Clinton in Belfast to Boost Peace Talks

ByABC News
December 13, 2000, 6:53 AM

B E L F A S T, Dec. 13 -- Its a farewell tour thats more than ceremonial. On his final overseas trip as president, Bill Clinton is urging residents of Northern Ireland to protect the progress theyve made toward peace in the region and to build on it.

On his third visit to the deeply divided country before he steps down as president on January 20, Clinton is meeting with key players on both sides today in the slow-moving drive for stability.
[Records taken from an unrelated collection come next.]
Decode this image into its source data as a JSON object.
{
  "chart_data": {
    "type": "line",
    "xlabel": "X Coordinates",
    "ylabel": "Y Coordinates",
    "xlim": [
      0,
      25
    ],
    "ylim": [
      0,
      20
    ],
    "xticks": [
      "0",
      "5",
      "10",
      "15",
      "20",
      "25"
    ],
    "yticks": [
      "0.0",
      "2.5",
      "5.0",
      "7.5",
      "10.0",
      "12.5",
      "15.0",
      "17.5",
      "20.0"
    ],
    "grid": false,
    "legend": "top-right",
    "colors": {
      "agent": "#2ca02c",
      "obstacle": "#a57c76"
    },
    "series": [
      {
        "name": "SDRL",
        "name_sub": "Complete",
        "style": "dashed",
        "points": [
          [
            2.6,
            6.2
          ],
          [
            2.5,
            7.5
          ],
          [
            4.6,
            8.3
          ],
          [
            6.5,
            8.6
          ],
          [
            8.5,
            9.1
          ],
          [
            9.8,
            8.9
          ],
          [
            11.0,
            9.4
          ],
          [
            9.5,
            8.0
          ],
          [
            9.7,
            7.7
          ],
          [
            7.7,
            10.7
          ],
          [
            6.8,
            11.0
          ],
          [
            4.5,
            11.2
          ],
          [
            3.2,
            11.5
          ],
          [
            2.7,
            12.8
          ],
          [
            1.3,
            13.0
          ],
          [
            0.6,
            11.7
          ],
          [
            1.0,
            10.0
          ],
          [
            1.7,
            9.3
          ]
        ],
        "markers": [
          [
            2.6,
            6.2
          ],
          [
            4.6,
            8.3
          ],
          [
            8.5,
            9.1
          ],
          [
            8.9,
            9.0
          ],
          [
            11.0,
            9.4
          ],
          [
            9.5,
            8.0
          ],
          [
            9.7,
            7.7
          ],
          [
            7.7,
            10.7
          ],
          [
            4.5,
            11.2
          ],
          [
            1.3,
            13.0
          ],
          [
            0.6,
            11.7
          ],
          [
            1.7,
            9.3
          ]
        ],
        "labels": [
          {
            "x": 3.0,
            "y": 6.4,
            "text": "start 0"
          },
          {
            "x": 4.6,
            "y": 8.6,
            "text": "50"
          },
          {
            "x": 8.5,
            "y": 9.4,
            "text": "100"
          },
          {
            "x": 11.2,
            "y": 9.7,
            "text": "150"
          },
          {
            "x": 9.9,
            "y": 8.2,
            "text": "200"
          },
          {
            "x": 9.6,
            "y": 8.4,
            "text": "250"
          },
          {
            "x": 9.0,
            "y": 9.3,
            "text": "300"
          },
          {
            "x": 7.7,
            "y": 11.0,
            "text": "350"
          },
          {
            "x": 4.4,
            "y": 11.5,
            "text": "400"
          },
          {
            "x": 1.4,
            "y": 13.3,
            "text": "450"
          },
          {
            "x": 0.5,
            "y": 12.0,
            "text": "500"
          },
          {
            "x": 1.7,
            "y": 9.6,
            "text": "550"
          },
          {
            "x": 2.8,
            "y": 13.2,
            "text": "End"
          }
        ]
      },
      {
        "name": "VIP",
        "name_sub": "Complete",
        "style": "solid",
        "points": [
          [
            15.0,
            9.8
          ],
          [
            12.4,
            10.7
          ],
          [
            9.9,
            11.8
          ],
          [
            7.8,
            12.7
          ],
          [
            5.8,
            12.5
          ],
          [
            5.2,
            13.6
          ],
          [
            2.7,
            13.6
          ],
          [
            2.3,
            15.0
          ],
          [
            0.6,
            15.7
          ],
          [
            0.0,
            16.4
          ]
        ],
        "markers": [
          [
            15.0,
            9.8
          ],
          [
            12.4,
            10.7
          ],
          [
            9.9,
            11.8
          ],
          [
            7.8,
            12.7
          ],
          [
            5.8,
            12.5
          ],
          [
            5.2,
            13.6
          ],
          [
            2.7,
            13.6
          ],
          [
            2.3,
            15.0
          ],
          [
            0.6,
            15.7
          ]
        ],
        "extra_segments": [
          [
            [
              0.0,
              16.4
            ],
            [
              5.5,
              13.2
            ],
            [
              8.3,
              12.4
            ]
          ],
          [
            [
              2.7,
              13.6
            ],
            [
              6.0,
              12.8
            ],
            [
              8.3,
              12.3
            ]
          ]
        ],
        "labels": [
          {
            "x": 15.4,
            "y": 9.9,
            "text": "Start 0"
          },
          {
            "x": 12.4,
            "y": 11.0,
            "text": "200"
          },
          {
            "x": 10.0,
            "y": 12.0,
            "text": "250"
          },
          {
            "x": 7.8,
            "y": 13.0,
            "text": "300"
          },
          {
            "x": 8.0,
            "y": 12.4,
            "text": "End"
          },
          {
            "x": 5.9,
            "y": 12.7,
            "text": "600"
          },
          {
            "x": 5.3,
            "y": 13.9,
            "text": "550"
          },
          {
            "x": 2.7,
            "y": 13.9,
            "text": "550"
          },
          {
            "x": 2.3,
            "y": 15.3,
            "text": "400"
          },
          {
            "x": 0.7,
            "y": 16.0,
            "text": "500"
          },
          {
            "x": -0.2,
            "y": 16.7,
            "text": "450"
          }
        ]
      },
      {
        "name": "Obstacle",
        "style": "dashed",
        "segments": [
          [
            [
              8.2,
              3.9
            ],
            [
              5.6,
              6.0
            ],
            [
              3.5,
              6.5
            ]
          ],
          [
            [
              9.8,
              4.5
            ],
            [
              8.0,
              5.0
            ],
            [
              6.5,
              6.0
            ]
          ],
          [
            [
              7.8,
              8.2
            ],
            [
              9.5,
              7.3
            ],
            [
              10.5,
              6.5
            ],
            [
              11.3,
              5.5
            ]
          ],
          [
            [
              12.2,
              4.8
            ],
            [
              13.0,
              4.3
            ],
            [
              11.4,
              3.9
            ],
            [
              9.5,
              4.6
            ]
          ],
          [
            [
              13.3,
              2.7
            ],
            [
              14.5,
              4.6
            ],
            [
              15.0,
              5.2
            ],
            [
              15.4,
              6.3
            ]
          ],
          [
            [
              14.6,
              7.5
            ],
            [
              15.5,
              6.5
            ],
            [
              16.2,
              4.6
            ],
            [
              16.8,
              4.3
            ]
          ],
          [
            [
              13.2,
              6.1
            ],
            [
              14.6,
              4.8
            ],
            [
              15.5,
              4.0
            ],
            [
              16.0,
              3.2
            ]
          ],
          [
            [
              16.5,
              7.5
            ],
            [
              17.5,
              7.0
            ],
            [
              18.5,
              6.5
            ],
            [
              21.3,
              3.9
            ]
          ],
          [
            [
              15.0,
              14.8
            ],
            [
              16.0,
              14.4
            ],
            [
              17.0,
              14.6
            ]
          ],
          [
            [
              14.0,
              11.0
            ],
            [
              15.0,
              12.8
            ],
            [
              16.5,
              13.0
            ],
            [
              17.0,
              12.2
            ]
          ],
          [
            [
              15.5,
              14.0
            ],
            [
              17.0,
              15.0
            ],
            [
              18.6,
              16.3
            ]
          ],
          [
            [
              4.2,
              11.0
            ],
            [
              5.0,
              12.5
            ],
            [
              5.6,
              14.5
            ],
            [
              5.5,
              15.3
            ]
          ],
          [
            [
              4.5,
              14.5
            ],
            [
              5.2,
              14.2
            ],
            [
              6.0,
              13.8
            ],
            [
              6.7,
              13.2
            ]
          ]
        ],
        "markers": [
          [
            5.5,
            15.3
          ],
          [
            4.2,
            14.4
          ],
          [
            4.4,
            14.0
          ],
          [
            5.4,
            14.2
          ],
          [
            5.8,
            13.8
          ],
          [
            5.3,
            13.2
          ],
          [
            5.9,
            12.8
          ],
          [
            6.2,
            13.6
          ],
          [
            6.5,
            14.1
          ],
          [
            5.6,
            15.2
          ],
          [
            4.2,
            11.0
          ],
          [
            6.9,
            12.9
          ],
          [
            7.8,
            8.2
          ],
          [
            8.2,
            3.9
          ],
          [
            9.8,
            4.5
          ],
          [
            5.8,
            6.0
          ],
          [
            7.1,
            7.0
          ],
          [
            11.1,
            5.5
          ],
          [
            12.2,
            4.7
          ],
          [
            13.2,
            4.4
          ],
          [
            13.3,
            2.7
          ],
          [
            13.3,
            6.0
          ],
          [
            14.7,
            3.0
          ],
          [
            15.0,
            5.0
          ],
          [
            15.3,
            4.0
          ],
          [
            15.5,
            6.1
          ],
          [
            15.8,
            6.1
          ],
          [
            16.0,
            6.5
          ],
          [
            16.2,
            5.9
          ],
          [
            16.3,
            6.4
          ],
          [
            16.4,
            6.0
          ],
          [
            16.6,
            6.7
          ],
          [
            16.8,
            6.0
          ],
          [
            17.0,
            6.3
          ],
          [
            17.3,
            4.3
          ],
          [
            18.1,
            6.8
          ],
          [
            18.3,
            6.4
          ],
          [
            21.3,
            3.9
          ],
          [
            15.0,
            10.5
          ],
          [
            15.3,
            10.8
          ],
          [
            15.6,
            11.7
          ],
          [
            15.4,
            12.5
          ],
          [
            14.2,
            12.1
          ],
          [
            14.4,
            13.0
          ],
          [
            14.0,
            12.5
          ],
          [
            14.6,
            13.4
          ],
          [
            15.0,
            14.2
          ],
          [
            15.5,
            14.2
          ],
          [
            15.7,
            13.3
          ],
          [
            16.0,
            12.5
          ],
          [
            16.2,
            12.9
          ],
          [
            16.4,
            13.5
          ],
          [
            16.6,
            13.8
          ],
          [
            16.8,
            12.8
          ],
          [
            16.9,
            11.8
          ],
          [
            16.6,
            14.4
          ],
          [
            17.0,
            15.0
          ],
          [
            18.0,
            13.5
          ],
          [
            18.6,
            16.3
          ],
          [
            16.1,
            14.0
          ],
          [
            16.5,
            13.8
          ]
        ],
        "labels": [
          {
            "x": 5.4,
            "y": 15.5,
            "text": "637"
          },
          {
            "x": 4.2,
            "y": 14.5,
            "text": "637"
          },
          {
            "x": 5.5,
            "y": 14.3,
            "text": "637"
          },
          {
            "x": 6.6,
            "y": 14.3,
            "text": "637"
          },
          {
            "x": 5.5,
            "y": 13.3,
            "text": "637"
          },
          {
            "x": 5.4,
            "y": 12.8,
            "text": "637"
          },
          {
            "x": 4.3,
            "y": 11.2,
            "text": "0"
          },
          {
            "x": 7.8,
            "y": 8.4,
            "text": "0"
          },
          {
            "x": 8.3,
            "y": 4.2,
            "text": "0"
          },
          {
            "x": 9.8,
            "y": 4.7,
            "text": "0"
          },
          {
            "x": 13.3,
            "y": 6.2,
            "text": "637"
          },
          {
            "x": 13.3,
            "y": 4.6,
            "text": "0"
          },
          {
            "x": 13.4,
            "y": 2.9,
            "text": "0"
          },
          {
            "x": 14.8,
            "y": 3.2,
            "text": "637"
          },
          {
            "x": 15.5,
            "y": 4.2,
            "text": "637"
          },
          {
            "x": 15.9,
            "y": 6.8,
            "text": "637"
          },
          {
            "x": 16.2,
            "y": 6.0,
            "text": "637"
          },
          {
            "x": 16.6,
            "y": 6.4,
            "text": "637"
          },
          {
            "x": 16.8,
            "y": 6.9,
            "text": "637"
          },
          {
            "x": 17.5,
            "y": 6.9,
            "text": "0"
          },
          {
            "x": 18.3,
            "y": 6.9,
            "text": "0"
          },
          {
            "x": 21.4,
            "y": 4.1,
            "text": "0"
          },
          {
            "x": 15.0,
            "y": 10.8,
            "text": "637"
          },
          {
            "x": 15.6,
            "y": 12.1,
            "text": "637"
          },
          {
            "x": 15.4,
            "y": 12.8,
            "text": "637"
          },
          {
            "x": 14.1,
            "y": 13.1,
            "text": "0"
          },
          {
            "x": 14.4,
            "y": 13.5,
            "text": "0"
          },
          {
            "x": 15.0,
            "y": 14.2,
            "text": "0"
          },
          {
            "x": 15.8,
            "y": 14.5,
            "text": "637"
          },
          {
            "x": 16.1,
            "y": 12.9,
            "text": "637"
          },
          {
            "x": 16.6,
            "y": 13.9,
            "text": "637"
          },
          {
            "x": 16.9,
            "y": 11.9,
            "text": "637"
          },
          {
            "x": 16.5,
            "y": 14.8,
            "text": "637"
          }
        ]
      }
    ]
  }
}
Clinton went into the meetings increasingly sure that his successor would be George W. Bush and not Vice President Al Gore after U.S. Supreme Court rulings on recounts that favored Bush.

But after the universal adulation that marked his visit to the neighboring Irish Republic and its capital Dublin, Clinton swiftly found a more sour mood in Belfast.

Hard-line Protestant leaders like fiery preacher Ian Paisley lost no time in making clear they felt Clinton favored minority Roman Catholics in negotiations about the future of the province, where 3,600 people have died in the 30-year conflict.

Paisleys Democratic Unionist Party complained that Clinton and British Prime Minister Tony Blair, who is joining the talks, had snubbed them by not including them in todays main talks.

Clinton and Blair are meeting the leaders from Protestant First Minister David Trimble to Irish republican Sinn Fein leader Gerry Adams in a string of contacts that they hope will ease the current deadlock.

Divided Politicians

The peace process is faltering, with the local government arguing over delays in guerrilla disarmament and reform of the predominantly Protestant police.

Former U.S. senator and Northern Ireland mediator George Mitchell will also join the talks.

Mitchell chaired meetings of the divided politicians through 22 months of ultimately successful talks, doggedly keeping them at the negotiating table with a mixture of optimism, calmness and fairness which won him the respect of both the Protestant and Roman Catholic communities.